At this point, I find a lot of graphical tasks much easier with ggplot2 compared with base R, so I’ll probably stick with ggplot2 for most things I want to do. Still, I like the component wise build that you have to do with using base R. It forces you to think carefully about the visualization you want to build.

Jon Schwabish (on Twitter and PolicyViz blog) gave a talk at the NBER summer institute link to Video describing ways to better communicate data. He had a lot of useful things to say, but one thing I particularly liked that he said was “when you make your visualization start with gray”. He was talking about colors, but it applies even more generally.
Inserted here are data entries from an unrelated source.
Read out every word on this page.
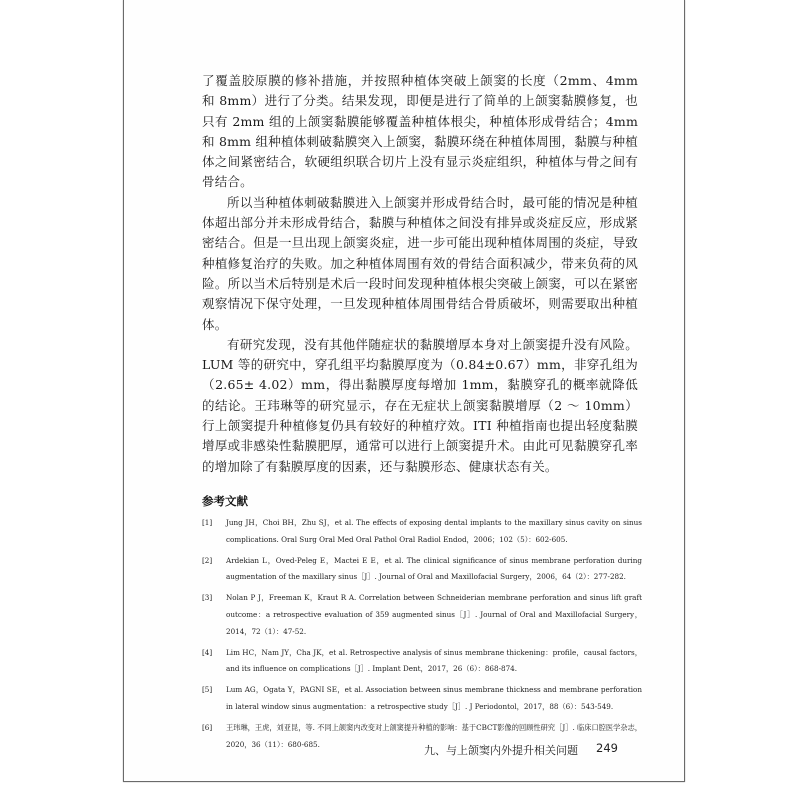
了覆盖胶原膜的修补措施，并按照种植体突破上颌窦的长度（2mm、4mm 和 8mm）进行了分类。结果发现，即便是进行了简单的上颌窦黏膜修复，也只有 2mm 组的上颌窦黏膜能够覆盖种植体根尖，种植体形成骨结合；4mm 和 8mm 组种植体刺破黏膜突入上颌窦，黏膜环绕在种植体周围，黏膜与种植体之间紧密结合，软硬组织联合切片上没有显示炎症组织，种植体与骨之间有骨结合。

所以当种植体刺破黏膜进入上颌窦并形成骨结合时，最可能的情况是种植体超出部分并未形成骨结合，黏膜与种植体之间没有排异或炎症反应，形成紧密结合。但是一旦出现上颌窦炎症，进一步可能出现种植体周围的炎症，导致种植修复治疗的失败。加之种植体周围有效的骨结合面积减少，带来负荷的风险。所以当术后特别是术后一段时间发现种植体根尖突破上颌窦，可以在紧密观察情况下保守处理，一旦发现种植体周围骨结合骨质破坏，则需要取出种植体。

有研究发现，没有其他伴随症状的黏膜增厚本身对上颌窦提升没有风险。LUM 等的研究中，穿孔组平均黏膜厚度为（0.84±0.67）mm，非穿孔组为（2.65± 4.02）mm，得出黏膜厚度每增加 1mm，黏膜穿孔的概率就降低的结论。王玮琳等的研究显示，存在无症状上颌窦黏膜增厚（2 ～ 10mm）行上颌窦提升种植修复仍具有较好的种植疗效。ITI 种植指南也提出轻度黏膜增厚或非感染性黏膜肥厚，通常可以进行上颌窦提升术。由此可见黏膜穿孔率的增加除了有黏膜厚度的因素，还与黏膜形态、健康状态有关。

参考文献
[1]	Jung JH，Choi BH，Zhu SJ，et al. The effects of exposing dental implants to the maxillary sinus cavity on sinus complications. Oral Surg Oral Med Oral Pathol Oral Radiol Endod，2006；102（5）：602-605.
[2]	Ardekian L，Oved-Peleg E，Mactei E E，et al. The clinical significance of sinus membrane perforation during augmentation of the maxillary sinus［J］. Journal of Oral and Maxillofacial Surgery，2006，64（2）：277-282.
[3]	Nolan P J，Freeman K，Kraut R A. Correlation between Schneiderian membrane perforation and sinus lift graft outcome：a retrospective evaluation of 359 augmented sinus［J］. Journal of Oral and Maxillofacial Surgery，2014，72（1）：47-52.
[4]	Lim HC，Nam JY，Cha JK，et al. Retrospective analysis of sinus membrane thickening：profile，causal factors，and its influence on complications［J］. Implant Dent，2017，26（6）：868-874.
[5]	Lum AG，Ogata Y，PAGNI SE，et al. Association between sinus membrane thickness and membrane perforation in lateral window sinus augmentation：a retrospective study［J］. J Periodontol，2017，88（6）：543-549.
[6]	王玮琳，王虎，刘亚昆，等. 不同上颌窦内改变对上颌窦提升种植的影响：基于CBCT影像的回顾性研究［J］. 临床口腔医学杂志，2020，36（11）：680-685.	九、与上颌窦内外提升相关问题 249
Starting with a blank visualization and adding one element at a time, like you do with base R graphics, forces you to think carefully about what you are adding.

I often think about the early pioneers of data visualization. In the old days, creating charts and graphs was incredibly difficult. Despite the costs, there are some incredible early data visualizations. See for example Graphic Presentation from 1939. Sometimes forcing simplicity or constraints on yourself can help drive creativity.